Funny story here -- during George W. Bush's presidency, anti-Castro images were projected on the large building behind all those poles. It's the "United States Interests Section of the Embassy of Switzerland in Havana" (can you say, bureaucratic mess?). Anyway, the Cuban government didn't like that, so they erected all those poles and flew Cuban flags from them, so that a forest of flags covered the anti-Castro messages. Eventually it was all taken down, but I think that entire episode says a lot about how the U.S. and Cuba interact...
While in Cuba, I could only use my phone for its non-internet/4G functions. Meaning no web browsing, no email, no texting, nothing. Placing a call to the U.S. to tell Sourabh I'd arrived safely was $2.45 a minute. While my hotel had internet you could pay for, it was so incredibly slow that I couldn't load cnn.com to see what was happening in the world.
To say that being in Cuba is isolating is putting it lightly. And that oh-so-slow internet connection? Almost no Cuban has even that. Even university students don't have internet, just intranet so that they can communicate within the school.

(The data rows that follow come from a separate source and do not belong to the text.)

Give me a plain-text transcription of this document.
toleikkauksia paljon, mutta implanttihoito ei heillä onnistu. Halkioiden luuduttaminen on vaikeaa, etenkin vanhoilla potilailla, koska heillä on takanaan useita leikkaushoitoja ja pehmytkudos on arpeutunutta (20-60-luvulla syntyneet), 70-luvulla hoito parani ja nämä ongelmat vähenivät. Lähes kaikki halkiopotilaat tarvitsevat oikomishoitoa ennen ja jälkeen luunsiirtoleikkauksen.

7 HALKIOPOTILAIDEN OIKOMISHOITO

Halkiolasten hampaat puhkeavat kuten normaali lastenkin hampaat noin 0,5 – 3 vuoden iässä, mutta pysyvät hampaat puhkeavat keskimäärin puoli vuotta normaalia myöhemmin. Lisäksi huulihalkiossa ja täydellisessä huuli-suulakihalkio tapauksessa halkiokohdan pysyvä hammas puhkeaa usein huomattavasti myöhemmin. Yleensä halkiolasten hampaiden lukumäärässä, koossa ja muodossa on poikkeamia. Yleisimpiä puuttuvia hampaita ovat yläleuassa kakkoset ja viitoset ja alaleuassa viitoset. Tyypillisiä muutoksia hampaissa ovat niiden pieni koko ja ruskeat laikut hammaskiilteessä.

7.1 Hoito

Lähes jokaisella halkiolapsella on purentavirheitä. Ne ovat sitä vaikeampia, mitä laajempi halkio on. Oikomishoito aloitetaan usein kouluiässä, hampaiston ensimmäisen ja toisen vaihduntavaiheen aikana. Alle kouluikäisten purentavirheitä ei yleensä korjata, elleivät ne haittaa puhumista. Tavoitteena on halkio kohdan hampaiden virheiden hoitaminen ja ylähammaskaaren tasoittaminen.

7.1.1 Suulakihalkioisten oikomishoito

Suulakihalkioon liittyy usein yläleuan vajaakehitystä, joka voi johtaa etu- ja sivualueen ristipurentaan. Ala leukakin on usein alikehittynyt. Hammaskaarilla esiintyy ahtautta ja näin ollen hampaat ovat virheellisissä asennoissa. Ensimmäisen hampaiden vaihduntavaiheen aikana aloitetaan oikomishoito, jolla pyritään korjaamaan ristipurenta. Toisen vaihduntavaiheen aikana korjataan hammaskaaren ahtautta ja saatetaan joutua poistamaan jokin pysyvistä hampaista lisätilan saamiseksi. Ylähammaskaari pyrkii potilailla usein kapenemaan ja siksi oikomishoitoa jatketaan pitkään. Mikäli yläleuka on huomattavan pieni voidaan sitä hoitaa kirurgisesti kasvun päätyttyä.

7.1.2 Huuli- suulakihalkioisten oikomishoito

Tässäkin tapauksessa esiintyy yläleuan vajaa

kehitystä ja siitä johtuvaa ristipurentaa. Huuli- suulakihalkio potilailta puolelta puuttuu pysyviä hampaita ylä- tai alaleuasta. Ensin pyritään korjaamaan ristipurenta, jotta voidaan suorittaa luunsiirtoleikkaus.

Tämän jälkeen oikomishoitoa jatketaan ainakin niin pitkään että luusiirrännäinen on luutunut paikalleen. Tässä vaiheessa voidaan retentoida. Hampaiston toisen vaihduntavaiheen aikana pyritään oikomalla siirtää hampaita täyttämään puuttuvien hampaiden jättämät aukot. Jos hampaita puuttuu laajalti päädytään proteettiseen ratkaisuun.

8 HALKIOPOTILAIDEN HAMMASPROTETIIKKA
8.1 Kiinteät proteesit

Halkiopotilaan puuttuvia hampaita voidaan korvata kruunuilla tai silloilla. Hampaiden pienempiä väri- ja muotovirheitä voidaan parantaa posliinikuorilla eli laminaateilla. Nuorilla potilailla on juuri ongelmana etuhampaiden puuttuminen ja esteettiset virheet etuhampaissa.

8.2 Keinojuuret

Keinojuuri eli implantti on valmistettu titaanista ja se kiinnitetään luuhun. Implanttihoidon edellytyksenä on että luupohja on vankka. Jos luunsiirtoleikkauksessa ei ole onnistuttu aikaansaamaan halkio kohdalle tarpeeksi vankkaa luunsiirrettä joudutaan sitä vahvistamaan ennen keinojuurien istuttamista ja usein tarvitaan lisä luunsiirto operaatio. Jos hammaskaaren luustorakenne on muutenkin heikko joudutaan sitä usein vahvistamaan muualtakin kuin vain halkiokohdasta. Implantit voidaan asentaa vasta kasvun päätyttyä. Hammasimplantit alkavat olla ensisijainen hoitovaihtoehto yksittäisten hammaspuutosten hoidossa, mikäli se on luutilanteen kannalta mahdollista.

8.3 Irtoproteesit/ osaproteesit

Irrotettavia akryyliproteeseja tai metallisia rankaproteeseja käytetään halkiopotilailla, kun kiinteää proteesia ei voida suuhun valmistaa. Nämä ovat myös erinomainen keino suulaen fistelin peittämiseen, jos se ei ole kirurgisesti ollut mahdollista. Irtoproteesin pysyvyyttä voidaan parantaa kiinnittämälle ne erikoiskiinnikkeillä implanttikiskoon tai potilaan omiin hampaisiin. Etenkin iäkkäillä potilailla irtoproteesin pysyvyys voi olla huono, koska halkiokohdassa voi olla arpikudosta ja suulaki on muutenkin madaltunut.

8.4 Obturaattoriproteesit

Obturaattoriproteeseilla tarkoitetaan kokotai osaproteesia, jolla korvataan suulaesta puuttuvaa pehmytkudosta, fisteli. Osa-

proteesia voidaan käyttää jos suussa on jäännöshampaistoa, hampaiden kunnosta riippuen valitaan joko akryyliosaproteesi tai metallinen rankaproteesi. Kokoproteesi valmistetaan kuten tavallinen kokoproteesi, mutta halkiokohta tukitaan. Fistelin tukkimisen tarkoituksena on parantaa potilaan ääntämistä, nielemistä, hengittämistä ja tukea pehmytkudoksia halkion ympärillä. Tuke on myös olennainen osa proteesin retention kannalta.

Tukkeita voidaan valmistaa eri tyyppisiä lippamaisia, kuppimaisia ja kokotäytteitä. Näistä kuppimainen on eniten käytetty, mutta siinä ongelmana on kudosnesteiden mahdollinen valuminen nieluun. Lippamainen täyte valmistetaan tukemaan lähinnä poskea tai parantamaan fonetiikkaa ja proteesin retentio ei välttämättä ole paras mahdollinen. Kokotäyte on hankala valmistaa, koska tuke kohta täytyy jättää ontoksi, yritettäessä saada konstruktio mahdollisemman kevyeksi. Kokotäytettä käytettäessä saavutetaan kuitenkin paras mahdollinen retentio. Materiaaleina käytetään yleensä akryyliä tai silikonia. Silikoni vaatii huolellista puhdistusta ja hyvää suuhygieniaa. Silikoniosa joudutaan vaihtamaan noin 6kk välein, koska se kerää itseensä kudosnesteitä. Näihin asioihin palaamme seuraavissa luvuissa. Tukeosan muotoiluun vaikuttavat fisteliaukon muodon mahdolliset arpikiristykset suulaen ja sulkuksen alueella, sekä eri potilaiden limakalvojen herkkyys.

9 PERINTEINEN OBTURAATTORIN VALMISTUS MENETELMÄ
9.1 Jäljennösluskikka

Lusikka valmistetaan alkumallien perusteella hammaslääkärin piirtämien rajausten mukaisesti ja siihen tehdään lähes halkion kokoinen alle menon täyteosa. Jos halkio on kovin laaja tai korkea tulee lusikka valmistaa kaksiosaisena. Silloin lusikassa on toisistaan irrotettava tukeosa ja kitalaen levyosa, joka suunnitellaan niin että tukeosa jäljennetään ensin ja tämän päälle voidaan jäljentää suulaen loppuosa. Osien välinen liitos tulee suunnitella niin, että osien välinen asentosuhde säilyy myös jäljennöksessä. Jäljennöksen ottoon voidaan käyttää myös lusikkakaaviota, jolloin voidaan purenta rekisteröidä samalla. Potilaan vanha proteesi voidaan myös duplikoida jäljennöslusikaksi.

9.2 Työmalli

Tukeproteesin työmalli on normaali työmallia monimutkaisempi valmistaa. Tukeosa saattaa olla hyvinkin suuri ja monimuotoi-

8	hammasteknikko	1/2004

|Requisite seaside pose. I'm standing on the Malecon, a miles-long, wide promenade facing the sea.|
There was a lot of live music everywhere, from restaurants and bars to our hotel lobby. Every few songs, the singer would come around with a basket, and it's recommended that you drop a small tip in (small meaning $1-2 or so). The musicians are all clearly well-trained artists, so it's nothing like panhandlers on the subway. But considering how little most people are paid in Cuba, these tips mean a lot to the musicians.
One of the students on the trip, Jose Mario, is half Puerto Rican and half Cuban. He grew up in Puerto Rico and told me that the beat of music in Cuba is different from that of Puerto Rico and that they're both different from the beat of music in the Dominican Republic. Fascinating!
Cuba is also extremely integrated. One major point of pride for the nation is how there is very little racial division. After the revolution, the university was integrated. The official drink is the negron, which has white sugar and clear rum on the bottom and coke and mint on top -- you then mix it up before drinking so that you can't distinguish white and black.
Yesterday, I was asked what kind of questions Cubans asked us. Besides asking about internet access, we were asked about New York City and if our university was free (HAH!!! Hahahahaha. I had to look up the Spanish for "student loans").
Then, while I was scrolling through pictures of America, one of the Cuban students saw my food pictures and asked about what we ate in America, since the average Cuban mainly eats rice and beans.
|Traditional Cuban dish -- camarones enchilados, shrimp in a spicy sauce, with rice and beans and fried plantains.|
Many Cubans receive money from relatives who have emigrated. Others try to subsidize by fishing (without gear). And there are lots of small arts and crafts markets where Cubans sell art, jewelry, and other handiwork to tourists.
On Sunday afternoon, as our group walked along the Prado, a main boulevard separating districts, we saw lots of children painting, learning how to make crafts, and sketching. Teachers were helping them draw and teaching them artistic techniques.
Traveling to Cuba was an incredible, once-in-a-lifetime experience (unless the embargo is lifted). A huge, huge thank you to our professor who made it possible. Being able to explore Havana with the insight of an expert on the nation was amazing. I hope that one day I can return to the island.